GPU Warp Scheduling and Divergence is the hardware mechanism by which a GPU streaming multiprocessor (SM) selects warps of 32 threads for execution each cycle and handles control-flow divergence when threads within a warp take different branch paths — understanding warp scheduling is essential for writing high-performance CUDA and GPU compute code because divergence directly reduces throughput by serializing execution paths.
Warp Execution Model:
- Warp Definition: a warp is the fundamental scheduling unit on NVIDIA GPUs, consisting of 32 threads that execute in lockstep under the Single Instruction Multiple Thread (SIMT) model
- Instruction Issue: each cycle the warp scheduler selects an eligible warp and issues one instruction to all 32 threads simultaneously — a single SM typically has 2-4 warp schedulers operating in parallel
- Occupancy: the ratio of active warps to maximum supported warps per SM — higher occupancy helps hide memory latency by allowing the scheduler to switch between warps while others wait for data
- Eligible Warps: a warp becomes eligible for scheduling when its next instruction's operands are ready and execution resources are available — stalls occur when no warp is eligible
Thread Divergence Mechanics:
- Branch Divergence: when threads in a warp encounter a conditional branch (if/else) and take different paths, the warp must serialize execution — first executing the taken path while masking inactive threads, then executing the not-taken path
- Active Mask: a 32-bit mask tracks which threads are active for each instruction — masked-off threads don't write results but still consume a scheduling slot
- Divergence Penalty: in the worst case a warp with 32-way divergence executes at 1/32 throughput — each unique path executes sequentially while 31 threads sit idle
- Reconvergence Point: after divergent branches complete, threads reconverge at the immediate post-dominator of the branch — the hardware stack tracks reconvergence points automatically
Warp Scheduling Policies:
- Greedy-Then-Oldest (GTO): favors issuing from the same warp until it stalls, then switches to the oldest ready warp — reduces instruction cache pressure and improves data locality
- Loose Round-Robin (LRR): cycles through warps in a roughly round-robin fashion — provides fairness but may increase cache thrashing compared to GTO
- Two-Level Scheduling: partitions warps into fetch groups and applies round-robin between groups while using GTO within each group — balances latency hiding with cache locality
- Criticality-Aware: prioritizes warps on the critical path of barrier synchronization to reduce overall execution time — prevents stragglers from delaying __syncthreads() barriers
Minimizing Divergence in Practice:
- Data-Dependent Branching: reorganize data so that threads within a warp follow the same path — sorting input data by branch condition or using warp-level voting (__ballot_sync) to detect uniform branches
- Predication: for short branches (few instructions), the compiler replaces branches with predicated instructions that execute both paths but conditionally write results — eliminates serialization overhead
- Warp-Level Primitives: __shfl_sync, __ballot_sync, and __match_any_sync enable threads to communicate without shared memory, often eliminating branches entirely
- Branch-Free Algorithms: replace conditional logic with arithmetic (e.g., using min/max instead of if/else) to maintain full warp utilization
Performance Impact and Profiling:
- Branch Efficiency: NVIDIA Nsight Compute reports branch efficiency as the ratio of non-divergent branches to total branches — target >90% for compute-bound kernels
- Warp Stall Reasons: profilers categorize stalls as memory dependency, execution dependency, synchronization, or instruction fetch — guides optimization priority
- Thread Utilization: average active threads per warp instruction indicates divergence severity — ideal is 32.0, values below 24 suggest significant divergence
- Occupancy vs.
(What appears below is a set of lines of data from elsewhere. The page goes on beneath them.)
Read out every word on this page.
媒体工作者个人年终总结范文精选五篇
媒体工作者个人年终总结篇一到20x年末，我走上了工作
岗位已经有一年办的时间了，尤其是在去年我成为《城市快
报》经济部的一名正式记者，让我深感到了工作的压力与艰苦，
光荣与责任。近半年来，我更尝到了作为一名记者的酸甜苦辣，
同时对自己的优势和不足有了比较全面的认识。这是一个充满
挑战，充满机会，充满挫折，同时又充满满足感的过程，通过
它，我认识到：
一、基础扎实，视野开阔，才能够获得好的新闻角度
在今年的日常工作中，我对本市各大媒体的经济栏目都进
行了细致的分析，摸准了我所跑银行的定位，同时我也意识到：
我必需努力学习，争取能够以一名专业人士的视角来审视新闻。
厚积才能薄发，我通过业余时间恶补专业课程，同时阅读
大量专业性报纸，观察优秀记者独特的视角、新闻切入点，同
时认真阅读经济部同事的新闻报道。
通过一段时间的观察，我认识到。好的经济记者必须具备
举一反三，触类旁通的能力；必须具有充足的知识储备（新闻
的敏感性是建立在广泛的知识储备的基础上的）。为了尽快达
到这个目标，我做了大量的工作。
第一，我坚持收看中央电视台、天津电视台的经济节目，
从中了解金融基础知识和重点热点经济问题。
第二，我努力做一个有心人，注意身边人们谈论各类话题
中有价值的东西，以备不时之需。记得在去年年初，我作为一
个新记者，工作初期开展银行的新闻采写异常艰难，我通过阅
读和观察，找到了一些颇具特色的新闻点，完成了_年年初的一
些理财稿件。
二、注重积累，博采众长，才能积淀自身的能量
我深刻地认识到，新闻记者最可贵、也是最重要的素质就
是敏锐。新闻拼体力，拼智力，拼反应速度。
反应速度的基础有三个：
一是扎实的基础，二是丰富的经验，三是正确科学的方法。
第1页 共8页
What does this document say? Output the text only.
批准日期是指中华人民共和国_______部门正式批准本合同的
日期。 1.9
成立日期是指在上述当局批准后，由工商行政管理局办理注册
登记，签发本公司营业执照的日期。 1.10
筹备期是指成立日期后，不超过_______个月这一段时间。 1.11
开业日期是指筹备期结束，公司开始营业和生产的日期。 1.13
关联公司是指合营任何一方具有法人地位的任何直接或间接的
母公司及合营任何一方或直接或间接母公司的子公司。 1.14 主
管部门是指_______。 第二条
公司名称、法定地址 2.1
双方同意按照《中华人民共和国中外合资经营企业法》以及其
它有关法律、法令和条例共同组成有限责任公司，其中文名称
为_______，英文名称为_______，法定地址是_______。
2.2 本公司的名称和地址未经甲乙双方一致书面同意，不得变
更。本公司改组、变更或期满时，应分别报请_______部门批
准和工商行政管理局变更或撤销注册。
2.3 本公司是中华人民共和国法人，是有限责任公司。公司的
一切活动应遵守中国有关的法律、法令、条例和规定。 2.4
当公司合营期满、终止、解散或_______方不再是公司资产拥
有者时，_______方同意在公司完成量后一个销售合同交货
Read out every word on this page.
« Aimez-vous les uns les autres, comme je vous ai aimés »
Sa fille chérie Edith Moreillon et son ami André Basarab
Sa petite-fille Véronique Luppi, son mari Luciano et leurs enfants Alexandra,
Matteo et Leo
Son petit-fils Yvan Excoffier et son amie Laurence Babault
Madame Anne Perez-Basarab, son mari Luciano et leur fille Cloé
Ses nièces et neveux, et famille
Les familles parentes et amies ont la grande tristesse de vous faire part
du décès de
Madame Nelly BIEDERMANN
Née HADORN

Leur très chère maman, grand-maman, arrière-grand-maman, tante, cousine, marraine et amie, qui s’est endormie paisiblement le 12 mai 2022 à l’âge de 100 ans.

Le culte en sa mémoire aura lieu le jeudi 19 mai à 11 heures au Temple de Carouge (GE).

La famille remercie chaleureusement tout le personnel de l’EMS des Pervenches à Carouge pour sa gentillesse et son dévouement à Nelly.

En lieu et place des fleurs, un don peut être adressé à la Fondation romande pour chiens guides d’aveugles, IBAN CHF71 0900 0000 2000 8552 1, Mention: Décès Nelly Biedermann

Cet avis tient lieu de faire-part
Performance: higher occupancy doesn't always improve performance — sometimes fewer warps with better cache utilization outperform high-occupancy configurations
Modern architectures (Volta and later) introduce independent thread scheduling where each thread has its own program counter, enabling fine-grained interleaving of divergent paths and supporting thread-level synchronization primitives that weren't possible under the older lockstep model.